MARTINA ZHENG IT IS EASIER TO IMAGINE SPACE TOURISM AND EXTRA-TERRESTRIAL EXTRACTIVISM THAN THE END OF CAPITALISM
Speculative designer Martina Zheng seeks to critically analyse the implications of outer space exploration in relation to migration, communication geography, nationhood, and power structures.
“Is This Earth. Is This Mars. This is an Emergency” is a speculative design project devised by multi-disciplinary designer Martina Zheng, with the purpose to raise awareness on the current refugee crisis.
Guided forward by José Luis de Vicente’s take on the infamous Jameson/Fisher axiom, (“It is easier to imagine space tourism and extra-terrestrial extractivism than the end of capitalism”), Zheng criticises the contemporary immigration discourses through the lens of Mars—or, more broadly—of inter-planetary colonisation.

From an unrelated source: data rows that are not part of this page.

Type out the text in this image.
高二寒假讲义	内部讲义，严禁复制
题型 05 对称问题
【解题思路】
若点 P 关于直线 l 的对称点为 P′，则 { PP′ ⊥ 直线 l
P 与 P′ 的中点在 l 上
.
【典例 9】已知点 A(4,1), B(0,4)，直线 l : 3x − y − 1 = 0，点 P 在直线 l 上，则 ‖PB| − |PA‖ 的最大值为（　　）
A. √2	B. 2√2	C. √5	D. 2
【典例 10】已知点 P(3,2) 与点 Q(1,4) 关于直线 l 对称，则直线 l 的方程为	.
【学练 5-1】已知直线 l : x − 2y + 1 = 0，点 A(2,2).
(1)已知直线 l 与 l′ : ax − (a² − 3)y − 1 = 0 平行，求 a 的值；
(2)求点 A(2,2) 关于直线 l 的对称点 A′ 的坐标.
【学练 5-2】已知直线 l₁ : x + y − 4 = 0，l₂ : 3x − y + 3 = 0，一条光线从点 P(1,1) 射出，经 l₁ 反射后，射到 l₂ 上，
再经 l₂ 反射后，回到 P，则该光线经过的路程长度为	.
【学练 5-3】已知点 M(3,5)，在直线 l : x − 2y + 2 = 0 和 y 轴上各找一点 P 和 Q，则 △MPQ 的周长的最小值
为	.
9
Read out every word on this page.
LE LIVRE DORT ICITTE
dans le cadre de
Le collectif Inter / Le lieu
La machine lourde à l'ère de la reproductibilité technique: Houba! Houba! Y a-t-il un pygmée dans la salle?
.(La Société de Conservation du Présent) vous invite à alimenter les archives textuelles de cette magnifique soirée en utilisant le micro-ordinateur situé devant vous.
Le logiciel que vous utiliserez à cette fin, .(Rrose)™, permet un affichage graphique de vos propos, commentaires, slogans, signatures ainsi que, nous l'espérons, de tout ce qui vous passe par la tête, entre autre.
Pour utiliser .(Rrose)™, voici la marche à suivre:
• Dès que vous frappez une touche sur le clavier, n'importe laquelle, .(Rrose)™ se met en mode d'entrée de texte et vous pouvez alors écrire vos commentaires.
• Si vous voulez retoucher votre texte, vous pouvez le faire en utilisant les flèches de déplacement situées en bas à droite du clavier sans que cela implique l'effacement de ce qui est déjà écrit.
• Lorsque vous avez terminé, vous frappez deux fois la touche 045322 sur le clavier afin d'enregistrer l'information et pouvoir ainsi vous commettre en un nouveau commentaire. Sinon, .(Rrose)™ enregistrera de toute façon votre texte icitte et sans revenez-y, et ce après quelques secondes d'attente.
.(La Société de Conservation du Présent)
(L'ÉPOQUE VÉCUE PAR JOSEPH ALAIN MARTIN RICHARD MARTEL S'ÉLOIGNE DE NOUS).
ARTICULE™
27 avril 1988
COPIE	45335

We increasingly hear about a possible human settlement from private aerospace companies, such as SpaceX or Blue Origin, that are investing their capital into manufacturing infrastructures that would make space travel open to anyone. The recent crewed space launch is the first to be operated by a commercial company and marks a new era opening new scenarios on the rights, economics, and tourism of space.
The colonisation of Mars is becoming a reality. In its new state of being, the colonisation of Mars is also becoming the property of capitalism, with yet to come consequences that are nevertheless well known to us—those who are aware of the colonising capabilities of capitalism: resource exploitation, economic instability, repression, climate change, land degradation. A world where Earth is the present and Mars is the future is being created. While we are actually facing climate calamities on Earth, the red planet is seen as a solution that could save the human species from extinction. If that is the case, we are all going to be refugees at some point.
Zheng’s intention is to create empathy through fiction, to put the viewer as protagonist of this makeshift narrative and ask themselves: what if this was me? The spacesuit—made of objects handed out to refugees today (tents, life jackets, emergency blankets, and water)—is a reminder that the refugee crisis is happening now and that it concerns everyone. This is a call to end the strict and severe immigration policies that are affecting millions of refugees and a call to recognise climate refugees.
Along the same lines of speculative exercise, Martina Zheng’s “Martian Republic Union Passport” tackles the bureaucratic dimension of inter-planetary capitalism.
This fictitious form of identification exists in a parallel world, where Mars is the present and Earth is the future. As a piece of speculative design, the passport is in fact an invitation to reconsider the privileges of someone who is in the possession of something so banal such a passport. Zheng aims therefore to re-centre the dominant discourse on those who are not in possession of such bureaucratic platitudes, and to reflect upon the contemporary meanings of borders and border-crossings.
We are used to picture geographical boundaries as lines on a map, as walls and fences in real life. While these are indeed material manifestations of borders, Zheng reminds us that, in its most essential form, the border remains an obstacle that has become so normalised and widely-accepted that it can also be present in less violent forms and shapes. The foremost obstacle of moving from one nation to another often starts with passports and visas. With bureaucratic hurdles that are of a vicious kind of symbolic violence.
Passports, therefore, do not only act as a document of identification, or as official records that grant the right to move from one place to another; a passport is also an object that makes up a state in its most basic, conceptual dimension. What kind of nation-state would Mars be, if it were to be one? Although worlds might be reversed in the foreseeable future, the stake remains the same:
How is colonising Earth different from colonising Mars?
Who benefits from the colonisation of Earth?
Who gets to go to Earth?
By reversing the questions and analysing them from this perspective, we become increasingly aware of how romanticised the discourse pertaining to the colonisation of Mars has always been. As subjects who critically tackle normative understandings, we come to the realisation that planetary exploration needs to be approached with a pluralistic as well as critical methodology. Finally, onto this conceptual background, can we then reimagine our present systems and practices through fiction and world building?
Martina Zheng is a multi-disciplinary designer based in London. Her work critically engages with social, cultural, and political issues. She is currently analysing the implications of outer space exploration in relation to communication geography, nationhood, and power structures. Martina employs speculative design as a mean to imagine alternative presents.